I mostly agree, however, there are some issues I'm foreseeing. I've done some NLP work myself and have had access to very private information because of it. The team we were working with were all highly educated and well paid. Because of this, we were aware of the implications of the data we were working with, so at one point, in one of our randomly selected data sets, we found data that was from a public figure and removed it to avoid any possibility of a conflict of interest.
Where my concern is, is that a lot of annotating work is now being done by low wage, low education workers and because of the increasing demand of annotated data sets this group is increasing. Also, because this work is increasingly getting outsourced, there is less direct control of who is doing the work and therefore the chance that a bad apple slips through is bigger. That's what's scaring me going forward.
Educated or not you can't 'unhear' something. What if the conversation is political or financial and has major implications on someone you know? Will you still be able to remain professional and not act on the information?
I feel like devices like this should at least give the user the opportunity to play back whatever is sent for manual evaluation. e.g. it could send you an email at the end of the month listing the recordings it would like to use.

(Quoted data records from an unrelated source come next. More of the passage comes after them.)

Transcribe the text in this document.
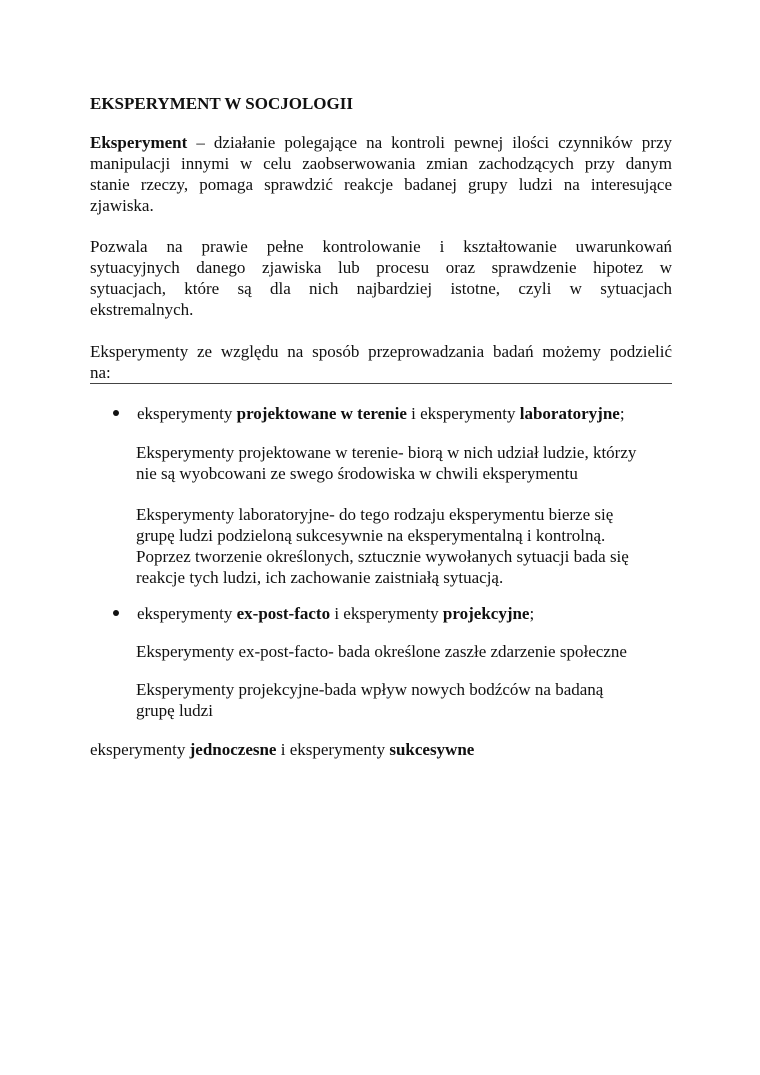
EKSPERYMENT W SOCJOLOGII
Eksperyment – działanie polegające na kontroli pewnej ilości czynników przy
manipulacji innymi w celu zaobserwowania zmian zachodzących przy danym
stanie rzeczy, pomaga sprawdzić reakcje badanej grupy ludzi na interesujące
zjawiska.
Pozwala na prawie pełne kontrolowanie i kształtowanie uwarunkowań
sytuacyjnych danego zjawiska lub procesu oraz sprawdzenie hipotez w
sytuacjach, które są dla nich najbardziej istotne, czyli w sytuacjach
ekstremalnych.
Eksperymenty ze względu na sposób przeprowadzania badań możemy podzielić
na:
eksperymenty projektowane w terenie i eksperymenty laboratoryjne;
Eksperymenty projektowane w terenie- biorą w nich udział ludzie, którzy
nie są wyobcowani ze swego środowiska w chwili eksperymentu
Eksperymenty laboratoryjne- do tego rodzaju eksperymentu bierze się
grupę ludzi podzieloną sukcesywnie na eksperymentalną i kontrolną.
Poprzez tworzenie określonych, sztucznie wywołanych sytuacji bada się
reakcje tych ludzi, ich zachowanie zaistniałą sytuacją.
eksperymenty ex-post-facto i eksperymenty projekcyjne;
Eksperymenty ex-post-facto- bada określone zaszłe zdarzenie społeczne
Eksperymenty projekcyjne-bada wpływ nowych bodźców na badaną
grupę ludzi
eksperymenty jednoczesne i eksperymenty sukcesywne
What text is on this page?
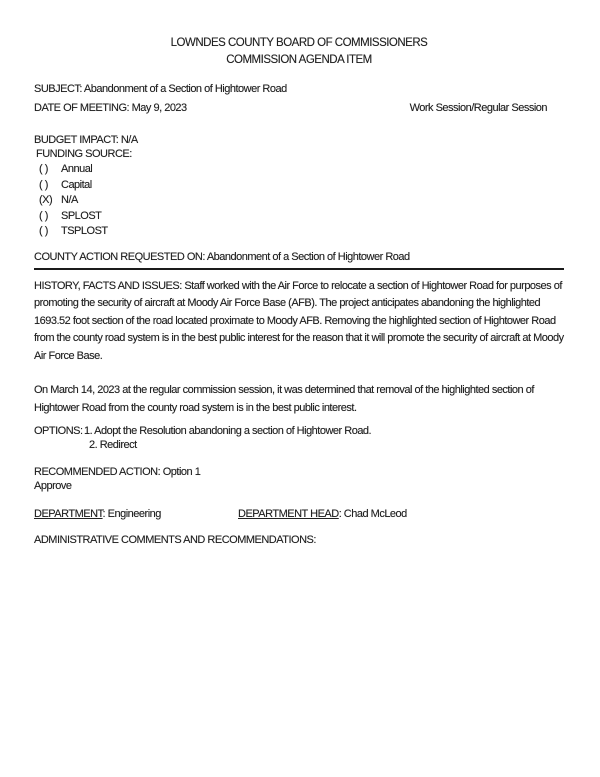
LOWNDES COUNTY BOARD OF COMMISSIONERS
COMMISSION AGENDA ITEM
SUBJECT: Abandonment of a Section of Hightower Road
DATE OF MEETING: May 9, 2023	Work Session/Regular Session
BUDGET IMPACT: N/A
FUNDING SOURCE:
( )	Annual
( )	Capital
(X) N/A
( )	SPLOST
( )	TSPLOST
COUNTY ACTION REQUESTED ON: Abandonment of a Section of Hightower Road
HISTORY, FACTS AND ISSUES: Staff worked with the Air Force to relocate a section of Hightower Road for purposes of promoting the security of aircraft at Moody Air Force Base (AFB). The project anticipates abandoning the highlighted 1693.52 foot section of the road located proximate to Moody AFB. Removing the highlighted section of Hightower Road from the county road system is in the best public interest for the reason that it will promote the security of aircraft at Moody Air Force Base.
On March 14, 2023 at the regular commission session, it was determined that removal of the highlighted section of Hightower Road from the county road system is in the best public interest.
OPTIONS: 1. Adopt the Resolution abandoning a section of Hightower Road.
2. Redirect
RECOMMENDED ACTION: Option 1
Approve
DEPARTMENT: Engineering	DEPARTMENT HEAD: Chad McLeod
ADMINISTRATIVE COMMENTS AND RECOMMENDATIONS:
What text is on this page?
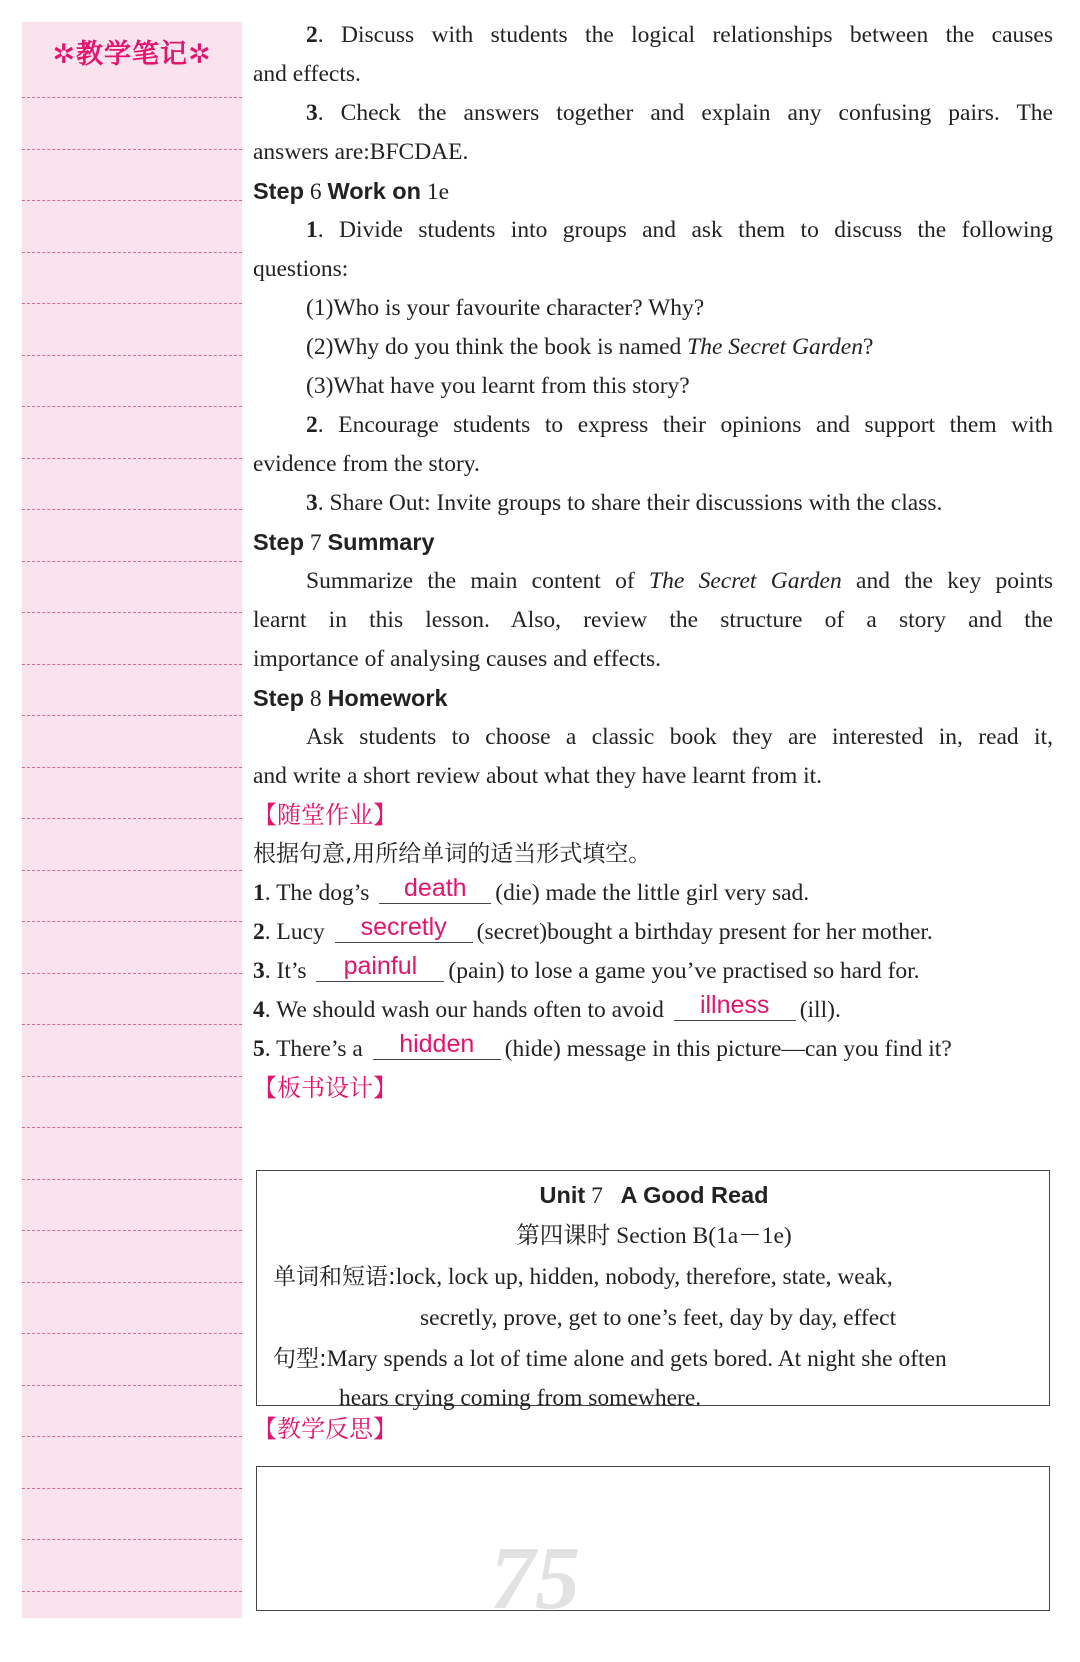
✲教学笔记✲
2. Discuss with students the logical relationships between the causes
and effects.
3. Check the answers together and explain any confusing pairs. The
answers are:BFCDAE.
Step 6 Work on 1e
1. Divide students into groups and ask them to discuss the following
questions:
(1)Who is your favourite character? Why?
(2)Why do you think the book is named The Secret Garden?
(3)What have you learnt from this story?
2. Encourage students to express their opinions and support them with
evidence from the story.
3. Share Out: Invite groups to share their discussions with the class.
Step 7 Summary
Summarize the main content of The Secret Garden and the key points
learnt in this lesson. Also, review the structure of a story and the
importance of analysing causes and effects.
Step 8 Homework
Ask students to choose a classic book they are interested in, read it,
and write a short review about what they have learnt from it.
【随堂作业】
根据句意,用所给单词的适当形式填空。
1. The dog’s death (die) made the little girl very sad.
2. Lucy secretly (secret)bought a birthday present for her mother.
3. It’s painful (pain) to lose a game you’ve practised so hard for.
4. We should wash our hands often to avoid illness (ill).
5. There’s a hidden (hide) message in this picture—can you find it?
【板书设计】
【教学反思】
Unit 7 A Good Read
第四课时 Section B(1a－1e)
单词和短语:lock, lock up, hidden, nobody, therefore, state, weak,
secretly, prove, get to one’s feet, day by day, effect
句型:Mary spends a lot of time alone and gets bored. At night she often
hears crying coming from somewhere.
75
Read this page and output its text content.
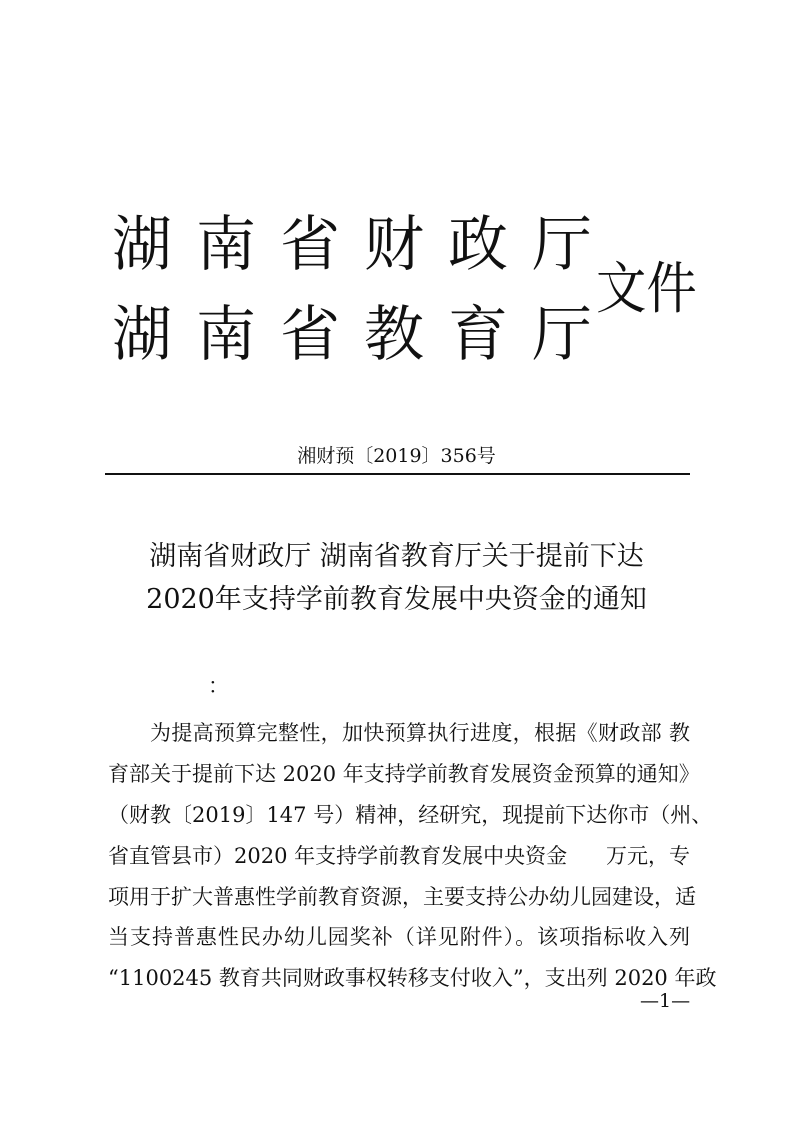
湖南省财政厅
湖南省教育厅
文件
湘财预〔2019〕356号
湖南省财政厅 湖南省教育厅关于提前下达
2020年支持学前教育发展中央资金的通知
：
为提高预算完整性，加快预算执行进度，根据《财政部 教
育部关于提前下达 2020 年支持学前教育发展资金预算的通知》
（财教〔2019〕147 号）精神，经研究，现提前下达你市（州、
省直管县市）2020 年支持学前教育发展中央资金 万元，专
项用于扩大普惠性学前教育资源，主要支持公办幼儿园建设，适
当支持普惠性民办幼儿园奖补（详见附件）。该项指标收入列
“1100245 教育共同财政事权转移支付收入”，支出列 2020 年政
—1—
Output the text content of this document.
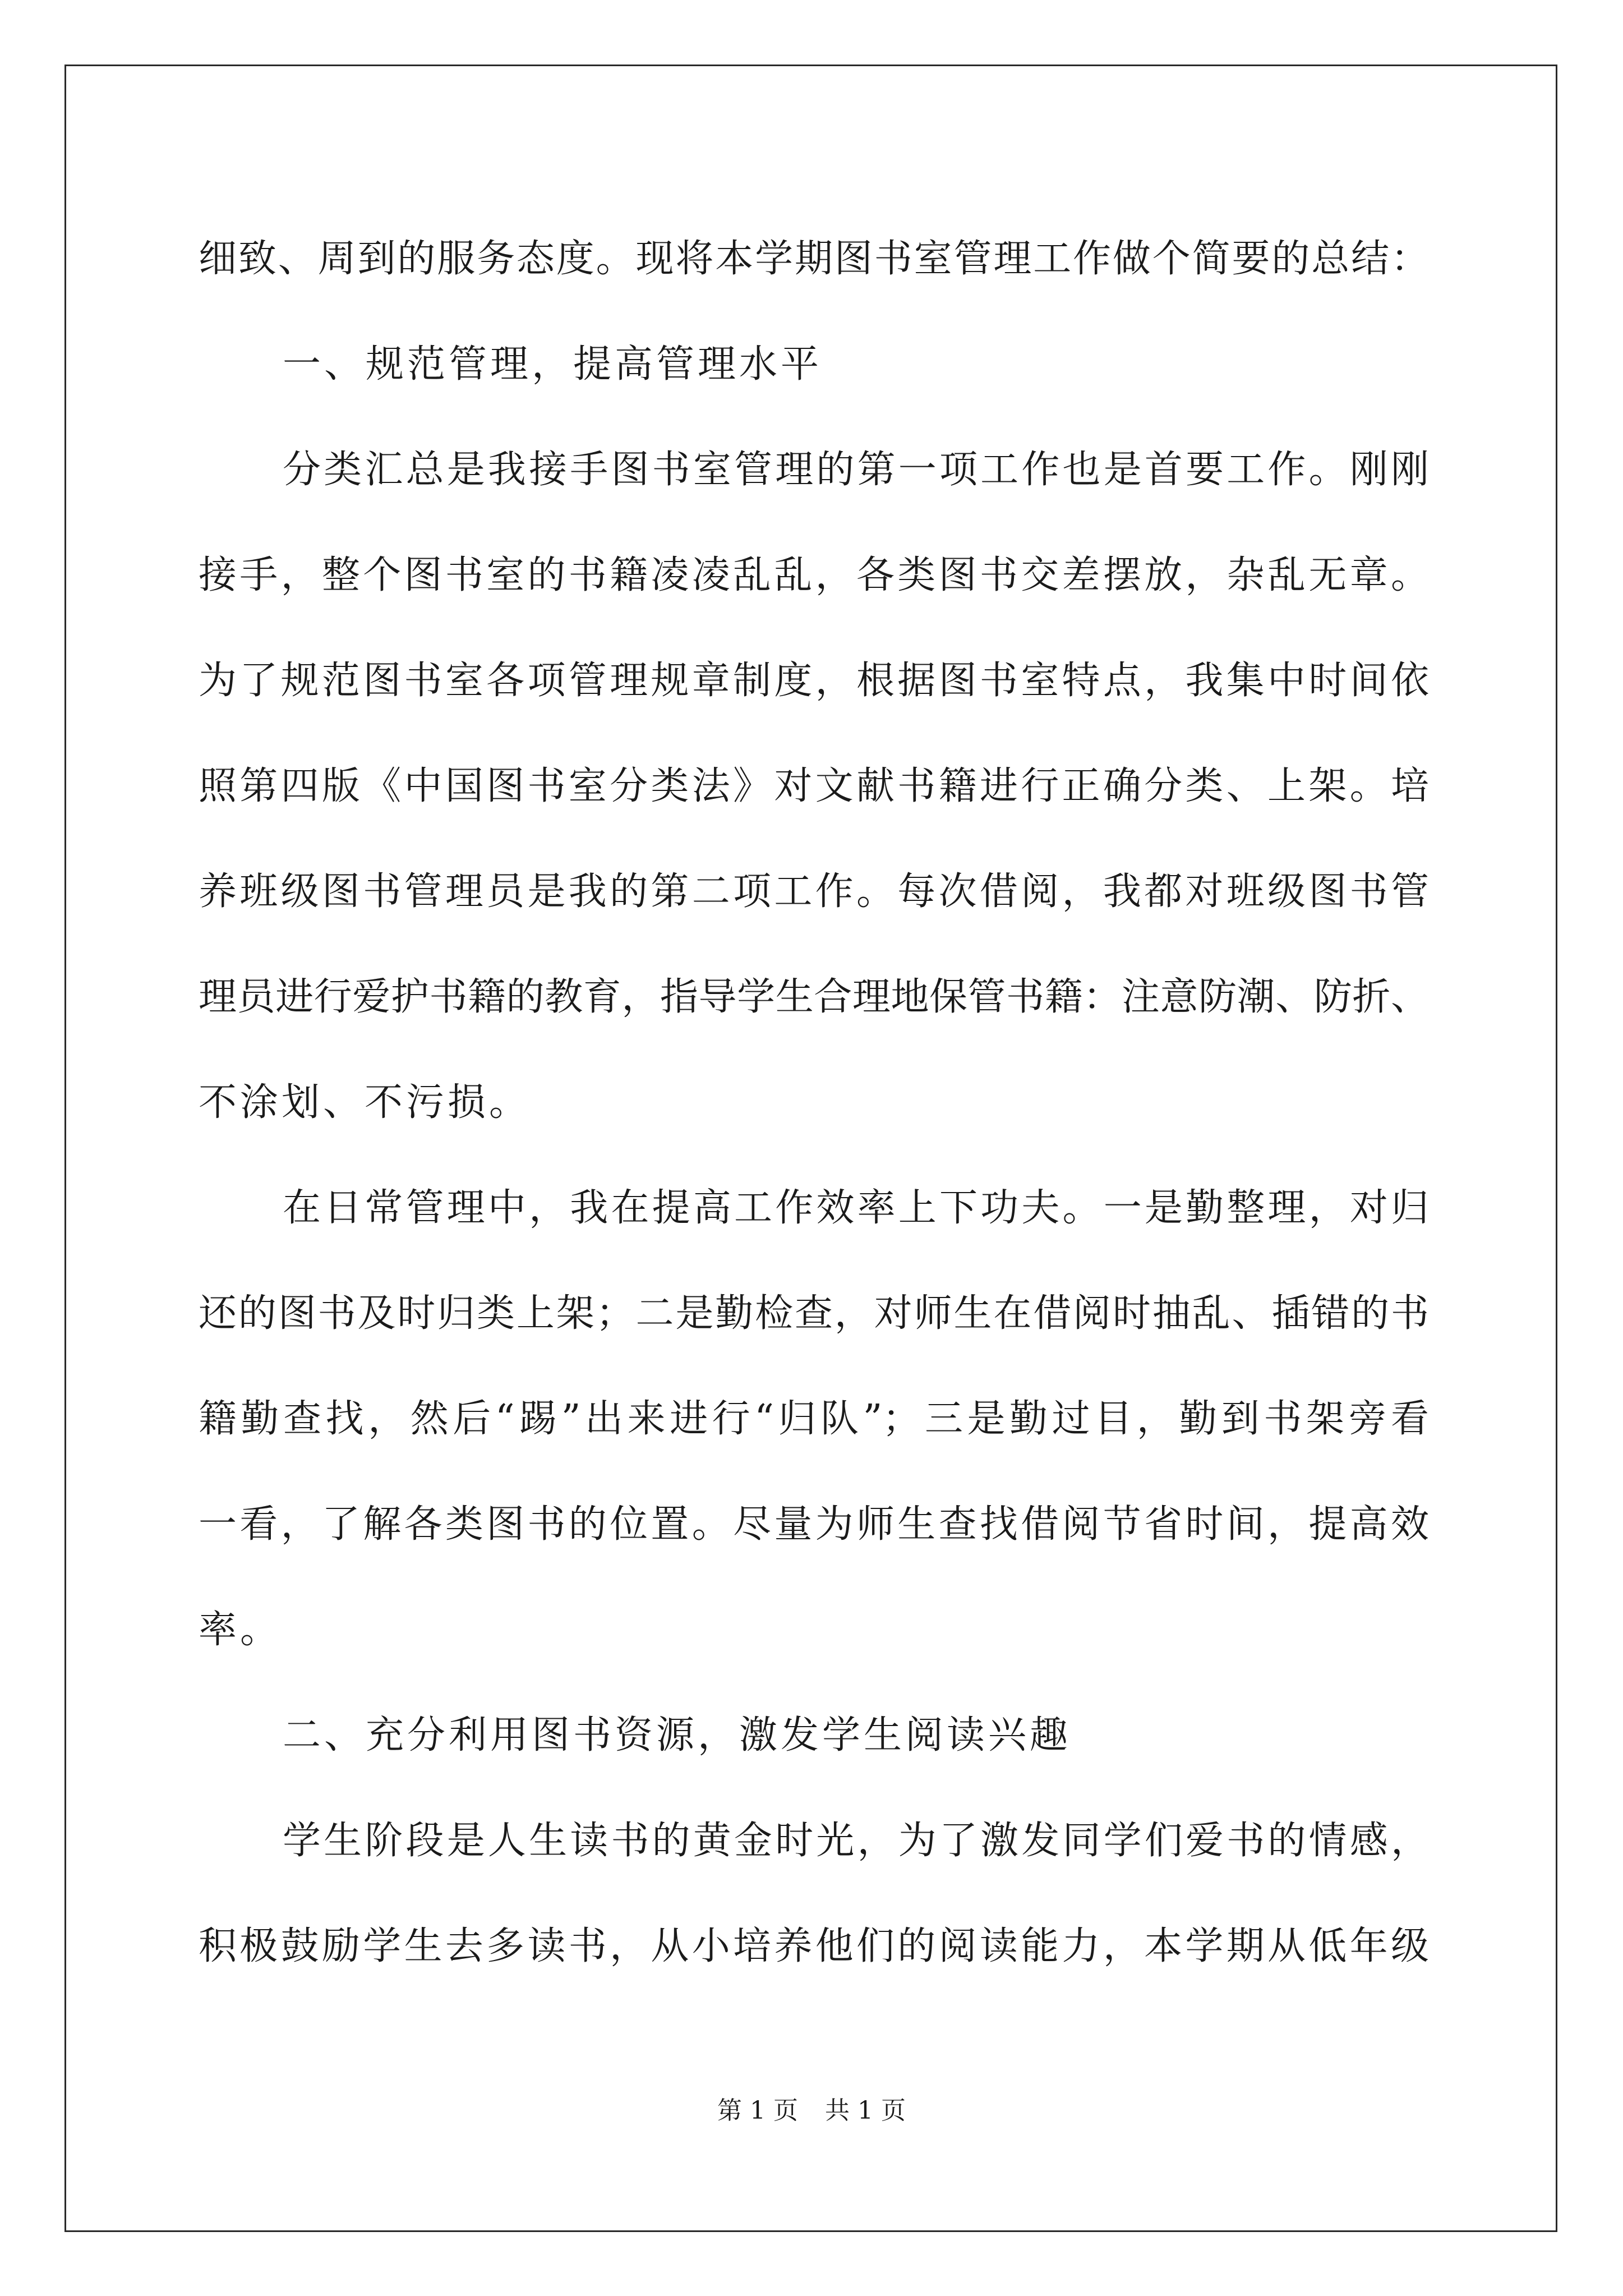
细致、周到的服务态度。现将本学期图书室管理工作做个简要的总结：
一、规范管理，提高管理水平
分类汇总是我接手图书室管理的第一项工作也是首要工作。刚刚
接手，整个图书室的书籍凌凌乱乱，各类图书交差摆放，杂乱无章。
为了规范图书室各项管理规章制度，根据图书室特点，我集中时间依
照第四版《中国图书室分类法》对文献书籍进行正确分类、上架。培
养班级图书管理员是我的第二项工作。每次借阅，我都对班级图书管
理员进行爱护书籍的教育，指导学生合理地保管书籍：注意防潮、防折、
不涂划、不污损。
在日常管理中，我在提高工作效率上下功夫。一是勤整理，对归
还的图书及时归类上架；二是勤检查，对师生在借阅时抽乱、插错的书
籍勤查找，然后“踢”出来进行“归队”；三是勤过目，勤到书架旁看
一看，了解各类图书的位置。尽量为师生查找借阅节省时间，提高效
率。
二、充分利用图书资源，激发学生阅读兴趣
学生阶段是人生读书的黄金时光，为了激发同学们爱书的情感，
积极鼓励学生去多读书，从小培养他们的阅读能力，本学期从低年级
第 1 页 共 1 页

Maybe, I'm just making an observation. My biggest issue is that lack of control over outsourced workers over internal workers.
In my situation it was very clear that breaching the agreements would not just lead to direct end of contract, but also possible legal steps and a permanent record, leading to a much smaller chance for a similar job, for which I've specifically had an education. For uneducated workers, this if often less of an issue, especially for off-shore workers.
I also don't think low wage/education workers have less morals, but as the workforce gets bigger the chance of bad apples also gets bigger. I wrote exactly that in my previous comment.
The problem isn't a single-value metric of morals, whatever that may be, the problem is that one group is bored and not invested in the project while the other has far more exciting things to do than wondering who they might be listening to.
I'd wager "low wage, low education" workers are more likely to be simply acting immorally in different ways.
The "high education well paid" team is more likely to do something with far reaching harmful impact whereas the "low wage, low education" worker doesn't have the power to do anything at that scale.
Where my concern is, is that a lot of annotating work is now being done by low wage, low education workers and because of the increasing demand of annotated data sets this group is increasing. Also, because this work is increasingly getting outsourced, there is less direct control of who is doing the work and therefore the chance that a bad apple slips through is bigger. That's what's scaring me going forward.